Christian leaders sign up to ‘Manhattan Declaration’
By George Conger, Religious Intelligence
Conservative Christian leaders in the United States have released a statement of conscience and civil disobedience, affirming neither they nor the institutions under their care will honour any government mandate compelling their support for abortion, assisted suicide, or gay marriage.
The 4,700-word Manhattan Declaration was released at a press conference in Washington on Nov 20 and was endorsed by 148 Orthodox, Anglican, Catholic and evangelical leaders.
Cardinal Justin Rigali of Philadelphia told reporters at the launch of the declaration at the National Press Club last week that the principles in the document “are not the unique preserve of the Christian community — they can be known and honoured by people apart from divine revelation.”
The document stated: “We are Christians who have joined together across historic lines of ecclesial differences to affirm our right — and, more importantly, to embrace our obligation — to speak and act in defense of these truths. We pledge to each other, and to our fellow believers, that no power on earth, be it cultural or political, will intimidate us into silence or acquiescence."
Arising out of a meeting of Christian leaders held at the Metropolitan Club in Manhattan last year, Princeton University law professor Robert George prepared the first draft of the declaration. It attracted the support of the country’s leading evangelical and Protestant leaders, six Roman Catholic Archbishops, including the Archbishops of New York, Newark, and Washington, and Anglican leaders Archbishop Robert Duncan and Bishops David Anderson and Martyn Minns of the Anglican Church in North America.
Only two non-Americans were included among the initial signatories: Anglo-Canadian professor JI Packer and Nigerian Archbishop Peter Akinola.
The declaration offered a statement of civil disobedience to “anti-life” laws, stating “we recognize the duty to comply with laws whether we happen to like them or not, unless the laws are gravely unjust or require those subject to them to do something unjust or otherwise immoral."
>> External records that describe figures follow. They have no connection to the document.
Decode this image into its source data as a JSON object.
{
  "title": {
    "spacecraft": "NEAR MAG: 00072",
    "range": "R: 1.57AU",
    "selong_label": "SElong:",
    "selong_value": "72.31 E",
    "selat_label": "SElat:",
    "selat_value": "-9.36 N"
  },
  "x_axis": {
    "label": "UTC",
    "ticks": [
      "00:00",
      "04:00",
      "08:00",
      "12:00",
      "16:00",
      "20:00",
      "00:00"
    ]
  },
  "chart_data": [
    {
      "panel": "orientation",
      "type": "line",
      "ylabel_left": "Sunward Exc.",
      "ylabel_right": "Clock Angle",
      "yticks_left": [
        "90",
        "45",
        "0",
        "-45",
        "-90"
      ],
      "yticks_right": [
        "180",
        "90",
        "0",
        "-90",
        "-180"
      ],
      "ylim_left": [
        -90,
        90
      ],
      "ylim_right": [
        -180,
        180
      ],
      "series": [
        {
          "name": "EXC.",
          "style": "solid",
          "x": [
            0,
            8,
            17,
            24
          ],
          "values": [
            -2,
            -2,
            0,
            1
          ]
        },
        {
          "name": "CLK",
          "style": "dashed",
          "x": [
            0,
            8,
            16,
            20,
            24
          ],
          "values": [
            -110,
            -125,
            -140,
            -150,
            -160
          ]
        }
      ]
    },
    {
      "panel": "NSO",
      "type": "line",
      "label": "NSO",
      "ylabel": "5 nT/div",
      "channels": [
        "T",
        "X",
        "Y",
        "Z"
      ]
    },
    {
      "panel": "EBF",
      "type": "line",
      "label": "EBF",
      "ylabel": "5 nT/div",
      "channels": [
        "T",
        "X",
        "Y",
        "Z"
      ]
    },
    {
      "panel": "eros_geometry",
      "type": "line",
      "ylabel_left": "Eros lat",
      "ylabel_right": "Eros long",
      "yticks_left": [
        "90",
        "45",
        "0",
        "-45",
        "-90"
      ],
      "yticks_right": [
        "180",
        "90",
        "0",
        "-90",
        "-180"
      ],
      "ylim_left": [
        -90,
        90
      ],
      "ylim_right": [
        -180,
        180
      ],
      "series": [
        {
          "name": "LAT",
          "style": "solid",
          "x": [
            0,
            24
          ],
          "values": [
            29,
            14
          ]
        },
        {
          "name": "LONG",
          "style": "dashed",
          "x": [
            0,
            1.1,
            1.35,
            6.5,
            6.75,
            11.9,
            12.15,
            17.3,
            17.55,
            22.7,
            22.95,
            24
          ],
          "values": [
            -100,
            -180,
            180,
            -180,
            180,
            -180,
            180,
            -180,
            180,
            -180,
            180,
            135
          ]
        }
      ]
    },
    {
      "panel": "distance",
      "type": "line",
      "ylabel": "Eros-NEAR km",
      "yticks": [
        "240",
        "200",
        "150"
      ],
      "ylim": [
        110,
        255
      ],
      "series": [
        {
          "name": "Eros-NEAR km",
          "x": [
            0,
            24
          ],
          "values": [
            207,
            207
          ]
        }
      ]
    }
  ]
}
It further stated: “We will not comply with any edict that purports to compel our institutions to participate in abortions, embryo-destructive research, assisted suicide and euthanasia or any other anti-life act; nor will we bend to any rule purporting to force us to bless immoral sexual partnerships, treat them as marriage or the equivalent or refrain from proclaiming the truth, as we know it, about morality and immorality and marriage and the family."
The Manhattan Declaration states the United States is facing a growing threat to religious liberties from the government and the secular left including the use of anti-discrimination laws to force religious social service agencies to permit adoptions by gay couples, hate crime laws that are used to silence free speech and religious discourse, and the weakening of conscience clauses protecting religious workers in the health industry.
The declaration states that it is not a partisan political statement as both Democrats and Republicans have been “complicit in giving legal sanction” to a “culture of death.” It notes that President Barack Obama’s goal of reducing the need for abortions is “commendable” but his pledge to make abortions more readily available contradicts this pledge.
However, the declaration will likely be used by conservatives in the current battle over health care legislation before Congress, using it as a lever to remove the Obama Administration’s support for liberalizing abortion laws.
“We will fully and ungrudgingly render to Caesar what is Caesar’s,” the declaration said, “But under no circumstances will we render to Caesar what is God’s.”